I got that beat. Not sure what this guy was thinking but he impaled his whole body on the hook because his mouth wasn't big enough.


----------



## BlackJeep

I'm even more proud of this guy...


----------



## pompanopete

LOL funny pics... could fit a slam in one hand. Hey Wilbur. are you gonna get that beast mounted???


----------



## Trophyhusband

BlackJeep said:


> I'm even more proud of this guy...


Thant thing is awesome!


----------



## Trophyhusband

My dad and I were salmon fishing and threw another line out hoping to pick up shad for crab bait. My dad caught the smallest salmon of his life.


----------



## Wilbur

BlackJeep said:


> I'm even more proud of this guy...


Oh wow! Ha. I think you do have me beat. 
Pete- Good idea. I'll contact some Keebler Elf people and see if they have a taxidermist.


----------



## Hawkseye

I was working a spook a couple years ago for Specs and had a spec not quite half the size of the spook, nail it.
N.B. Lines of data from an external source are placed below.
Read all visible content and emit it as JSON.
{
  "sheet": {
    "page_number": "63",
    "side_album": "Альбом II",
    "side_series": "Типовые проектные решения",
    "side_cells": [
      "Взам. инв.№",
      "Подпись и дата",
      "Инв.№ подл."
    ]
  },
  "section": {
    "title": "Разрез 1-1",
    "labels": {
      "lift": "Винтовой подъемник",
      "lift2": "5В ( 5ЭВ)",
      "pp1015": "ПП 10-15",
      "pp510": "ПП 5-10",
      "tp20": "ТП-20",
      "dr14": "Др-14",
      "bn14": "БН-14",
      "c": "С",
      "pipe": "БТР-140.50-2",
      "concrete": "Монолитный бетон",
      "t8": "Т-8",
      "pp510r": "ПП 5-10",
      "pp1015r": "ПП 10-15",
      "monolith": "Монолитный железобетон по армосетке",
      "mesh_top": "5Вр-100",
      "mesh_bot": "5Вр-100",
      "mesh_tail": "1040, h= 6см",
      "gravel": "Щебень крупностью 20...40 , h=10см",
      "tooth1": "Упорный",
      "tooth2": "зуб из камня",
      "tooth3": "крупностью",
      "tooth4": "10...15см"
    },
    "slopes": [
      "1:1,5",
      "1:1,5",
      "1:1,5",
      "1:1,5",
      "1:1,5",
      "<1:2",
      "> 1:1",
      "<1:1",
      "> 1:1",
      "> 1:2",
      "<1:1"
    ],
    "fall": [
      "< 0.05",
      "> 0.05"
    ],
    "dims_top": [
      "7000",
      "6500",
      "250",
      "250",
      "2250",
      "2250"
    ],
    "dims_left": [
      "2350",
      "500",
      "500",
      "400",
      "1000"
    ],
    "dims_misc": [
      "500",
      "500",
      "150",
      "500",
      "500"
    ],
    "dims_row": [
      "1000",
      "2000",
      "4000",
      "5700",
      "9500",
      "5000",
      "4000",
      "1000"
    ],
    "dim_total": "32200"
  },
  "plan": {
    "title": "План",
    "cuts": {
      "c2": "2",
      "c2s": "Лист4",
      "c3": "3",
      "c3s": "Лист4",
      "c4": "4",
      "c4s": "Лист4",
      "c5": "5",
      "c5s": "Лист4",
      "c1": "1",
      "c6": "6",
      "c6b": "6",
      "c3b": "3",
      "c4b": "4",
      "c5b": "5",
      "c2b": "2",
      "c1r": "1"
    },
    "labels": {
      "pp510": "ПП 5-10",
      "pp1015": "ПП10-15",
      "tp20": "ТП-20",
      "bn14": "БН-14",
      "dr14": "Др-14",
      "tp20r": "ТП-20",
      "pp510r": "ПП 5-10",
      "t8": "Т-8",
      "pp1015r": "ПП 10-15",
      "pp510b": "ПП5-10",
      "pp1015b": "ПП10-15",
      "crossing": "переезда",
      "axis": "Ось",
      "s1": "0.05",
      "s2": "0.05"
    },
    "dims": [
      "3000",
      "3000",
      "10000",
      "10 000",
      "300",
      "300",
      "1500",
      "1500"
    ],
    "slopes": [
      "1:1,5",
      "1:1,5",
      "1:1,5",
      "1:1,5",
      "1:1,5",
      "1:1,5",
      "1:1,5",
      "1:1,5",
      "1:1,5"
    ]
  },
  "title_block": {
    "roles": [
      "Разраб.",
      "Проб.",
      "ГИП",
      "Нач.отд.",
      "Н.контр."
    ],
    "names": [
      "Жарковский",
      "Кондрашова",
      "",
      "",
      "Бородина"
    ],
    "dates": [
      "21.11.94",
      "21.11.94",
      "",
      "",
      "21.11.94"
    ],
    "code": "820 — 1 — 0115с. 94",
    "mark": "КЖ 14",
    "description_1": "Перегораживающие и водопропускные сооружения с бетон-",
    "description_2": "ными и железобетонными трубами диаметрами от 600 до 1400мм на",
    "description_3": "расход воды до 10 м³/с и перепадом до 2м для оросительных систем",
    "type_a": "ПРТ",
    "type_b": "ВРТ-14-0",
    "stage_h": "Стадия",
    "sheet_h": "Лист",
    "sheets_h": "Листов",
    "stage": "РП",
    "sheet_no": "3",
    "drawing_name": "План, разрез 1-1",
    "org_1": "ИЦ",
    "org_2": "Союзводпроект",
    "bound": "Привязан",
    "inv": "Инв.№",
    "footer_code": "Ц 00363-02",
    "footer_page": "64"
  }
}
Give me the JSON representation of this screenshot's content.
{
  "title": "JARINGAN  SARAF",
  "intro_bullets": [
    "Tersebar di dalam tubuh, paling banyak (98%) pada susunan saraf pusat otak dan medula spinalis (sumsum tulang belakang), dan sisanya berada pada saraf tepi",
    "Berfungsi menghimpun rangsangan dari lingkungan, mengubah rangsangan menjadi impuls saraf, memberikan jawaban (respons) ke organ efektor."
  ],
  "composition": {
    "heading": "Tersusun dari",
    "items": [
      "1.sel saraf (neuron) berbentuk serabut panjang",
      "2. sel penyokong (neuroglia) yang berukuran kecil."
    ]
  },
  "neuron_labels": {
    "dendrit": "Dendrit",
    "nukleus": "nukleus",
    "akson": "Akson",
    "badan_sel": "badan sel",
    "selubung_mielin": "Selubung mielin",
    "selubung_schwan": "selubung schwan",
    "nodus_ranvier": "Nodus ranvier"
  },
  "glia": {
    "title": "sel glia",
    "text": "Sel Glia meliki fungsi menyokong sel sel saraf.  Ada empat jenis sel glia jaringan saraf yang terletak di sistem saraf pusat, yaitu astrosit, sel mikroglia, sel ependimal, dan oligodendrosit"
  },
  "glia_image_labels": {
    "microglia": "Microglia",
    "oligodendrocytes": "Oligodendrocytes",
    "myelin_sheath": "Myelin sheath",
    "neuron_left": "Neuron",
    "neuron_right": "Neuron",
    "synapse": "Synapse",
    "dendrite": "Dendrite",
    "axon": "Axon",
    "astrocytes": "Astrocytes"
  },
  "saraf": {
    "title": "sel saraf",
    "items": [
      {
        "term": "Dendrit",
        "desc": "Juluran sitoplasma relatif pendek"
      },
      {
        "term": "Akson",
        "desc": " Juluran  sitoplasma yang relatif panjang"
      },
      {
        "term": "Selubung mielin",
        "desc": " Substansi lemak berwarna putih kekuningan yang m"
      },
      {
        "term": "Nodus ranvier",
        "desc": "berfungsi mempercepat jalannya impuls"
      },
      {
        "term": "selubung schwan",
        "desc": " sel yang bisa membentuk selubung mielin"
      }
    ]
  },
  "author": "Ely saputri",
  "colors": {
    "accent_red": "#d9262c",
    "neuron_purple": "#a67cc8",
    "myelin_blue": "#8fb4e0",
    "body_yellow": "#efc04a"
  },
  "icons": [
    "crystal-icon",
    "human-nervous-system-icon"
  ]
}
When I reeled it in, I couldn't help laughing as "You're a chicken and I'm a chicken hawk" started racing through my mind.


----------



## Chris V

That tiny flounder is awesome. Something tells me with his appetite and attitude, he won't live long.

I caught a Sargeant Major in the keys a couple yrs ago that was about 2 inches long. I don't know how the point of the hook even got in its mouth.


----------



## Ardiemus

Wilbur that's a huge one. Good thing you're in good shape!


----------



## CobeSlayer2012

haha the pics are too funny! :laughing:


----------